My counselor said the most beautiful words to me when he offered, “You are who you are, Jodie, because you’ve done the hard work that it takes.”
I have to tell you that doing the work doesn’t look like what I thought it would look like. I didn’t sit down with a cup of tea, fold my hands in prayer and in a tidy fashion set my pain before God.
I overdrank. I smoked. I bawled my eyes out. I was angry. I cussed. I still do.
I always wanted to be the small, thin blonde girl that was loved by her family, had a doting husband to fuss over her and have this gentle and kind disposition that wasn’t stained by abuse and pain.
I came from the wrong side of the tracks.

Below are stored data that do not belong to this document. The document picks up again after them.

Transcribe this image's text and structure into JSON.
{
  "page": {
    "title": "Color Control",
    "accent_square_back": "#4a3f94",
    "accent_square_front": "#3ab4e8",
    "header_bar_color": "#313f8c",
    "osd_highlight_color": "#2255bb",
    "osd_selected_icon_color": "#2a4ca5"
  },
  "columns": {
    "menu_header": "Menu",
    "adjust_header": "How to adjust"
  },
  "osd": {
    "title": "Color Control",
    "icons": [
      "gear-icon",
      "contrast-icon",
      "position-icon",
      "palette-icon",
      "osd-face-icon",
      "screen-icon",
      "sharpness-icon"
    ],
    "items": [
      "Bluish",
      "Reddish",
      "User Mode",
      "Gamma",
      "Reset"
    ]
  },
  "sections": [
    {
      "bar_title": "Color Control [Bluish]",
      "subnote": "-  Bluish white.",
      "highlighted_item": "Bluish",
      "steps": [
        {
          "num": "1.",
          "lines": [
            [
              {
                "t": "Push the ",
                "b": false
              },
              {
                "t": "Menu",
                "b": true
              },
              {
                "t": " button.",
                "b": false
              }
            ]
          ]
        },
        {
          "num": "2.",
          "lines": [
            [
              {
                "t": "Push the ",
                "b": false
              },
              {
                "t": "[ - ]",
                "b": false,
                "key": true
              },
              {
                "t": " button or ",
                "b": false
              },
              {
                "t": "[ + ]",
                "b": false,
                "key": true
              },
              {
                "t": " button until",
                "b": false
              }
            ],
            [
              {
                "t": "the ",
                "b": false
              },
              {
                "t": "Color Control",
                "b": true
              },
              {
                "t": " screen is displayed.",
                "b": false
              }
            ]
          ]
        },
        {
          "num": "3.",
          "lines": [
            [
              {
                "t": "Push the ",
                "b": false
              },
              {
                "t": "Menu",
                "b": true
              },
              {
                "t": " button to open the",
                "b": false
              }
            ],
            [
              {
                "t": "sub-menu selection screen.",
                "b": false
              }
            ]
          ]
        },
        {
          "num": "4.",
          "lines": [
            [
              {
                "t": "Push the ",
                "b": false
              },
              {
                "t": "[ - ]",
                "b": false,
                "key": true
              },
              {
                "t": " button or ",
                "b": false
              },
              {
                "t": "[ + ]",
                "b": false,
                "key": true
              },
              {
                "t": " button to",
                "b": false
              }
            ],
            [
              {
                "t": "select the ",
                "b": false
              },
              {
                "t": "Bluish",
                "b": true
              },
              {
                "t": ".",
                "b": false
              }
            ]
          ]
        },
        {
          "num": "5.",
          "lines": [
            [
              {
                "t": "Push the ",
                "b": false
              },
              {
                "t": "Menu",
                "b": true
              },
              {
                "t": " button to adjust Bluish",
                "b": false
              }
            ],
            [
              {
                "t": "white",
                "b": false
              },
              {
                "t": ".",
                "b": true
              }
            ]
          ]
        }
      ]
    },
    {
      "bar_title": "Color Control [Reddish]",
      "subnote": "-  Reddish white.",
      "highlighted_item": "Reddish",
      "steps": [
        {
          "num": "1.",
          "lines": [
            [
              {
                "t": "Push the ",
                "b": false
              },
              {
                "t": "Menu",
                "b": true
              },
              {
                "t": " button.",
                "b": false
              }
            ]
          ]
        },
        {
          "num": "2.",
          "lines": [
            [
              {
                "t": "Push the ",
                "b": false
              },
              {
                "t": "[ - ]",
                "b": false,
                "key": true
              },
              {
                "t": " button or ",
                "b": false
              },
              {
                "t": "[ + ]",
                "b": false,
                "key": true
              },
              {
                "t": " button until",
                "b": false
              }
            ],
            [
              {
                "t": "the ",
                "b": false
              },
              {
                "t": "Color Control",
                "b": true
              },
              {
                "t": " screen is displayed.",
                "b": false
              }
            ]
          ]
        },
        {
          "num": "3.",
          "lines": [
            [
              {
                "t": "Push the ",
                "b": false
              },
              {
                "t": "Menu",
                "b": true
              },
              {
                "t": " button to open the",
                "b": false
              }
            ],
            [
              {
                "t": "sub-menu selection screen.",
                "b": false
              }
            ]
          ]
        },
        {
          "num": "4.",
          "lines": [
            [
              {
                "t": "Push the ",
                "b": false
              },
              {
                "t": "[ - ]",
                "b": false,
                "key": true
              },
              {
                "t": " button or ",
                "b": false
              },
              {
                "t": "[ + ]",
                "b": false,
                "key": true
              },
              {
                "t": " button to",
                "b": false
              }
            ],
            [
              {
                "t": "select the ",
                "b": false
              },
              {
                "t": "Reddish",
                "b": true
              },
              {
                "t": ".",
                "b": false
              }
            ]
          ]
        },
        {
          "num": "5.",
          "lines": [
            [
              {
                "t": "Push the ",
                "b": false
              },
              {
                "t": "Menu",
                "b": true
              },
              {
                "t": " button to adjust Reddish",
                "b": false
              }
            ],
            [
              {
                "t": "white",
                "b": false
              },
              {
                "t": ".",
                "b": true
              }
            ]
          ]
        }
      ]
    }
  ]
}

Sometimes, I think I was on those tracks and got run over a few times.
Many of my bad habits have fallen away, some haven’t. The burden etched into the fiber of my soul stays with me in some forms. Oh, I am a far stretch from where I once was, but I’m not where I want to be.
Will I ever be where I want to be?
I can’t erase my past. Sometimes, I wish I could. I want to be someone other than who I am. You know, a Hallmark card.
Now, don’t get my wrong. I am so incredibly grateful for all that I have. I have a loving family and we’re strong. But, I’m still lonely sometimes. I hurt. I fall down.
This I know, some things this side of heaven I will never have. A father who whispers he loves me. A mother who gently caresses me and tells me she cares. Parents who told the truth to protect me. Not this side of heaven.
I still have struggles I need to burden through. I have a woman who I need to unearth and return to her family.
As a beautiful friend said, “If God brought me here, He’ll give me everything I need to get through.”
I believe He will.
It’s time once again to dynamite the dam of pain and suffering. It’s the only way through.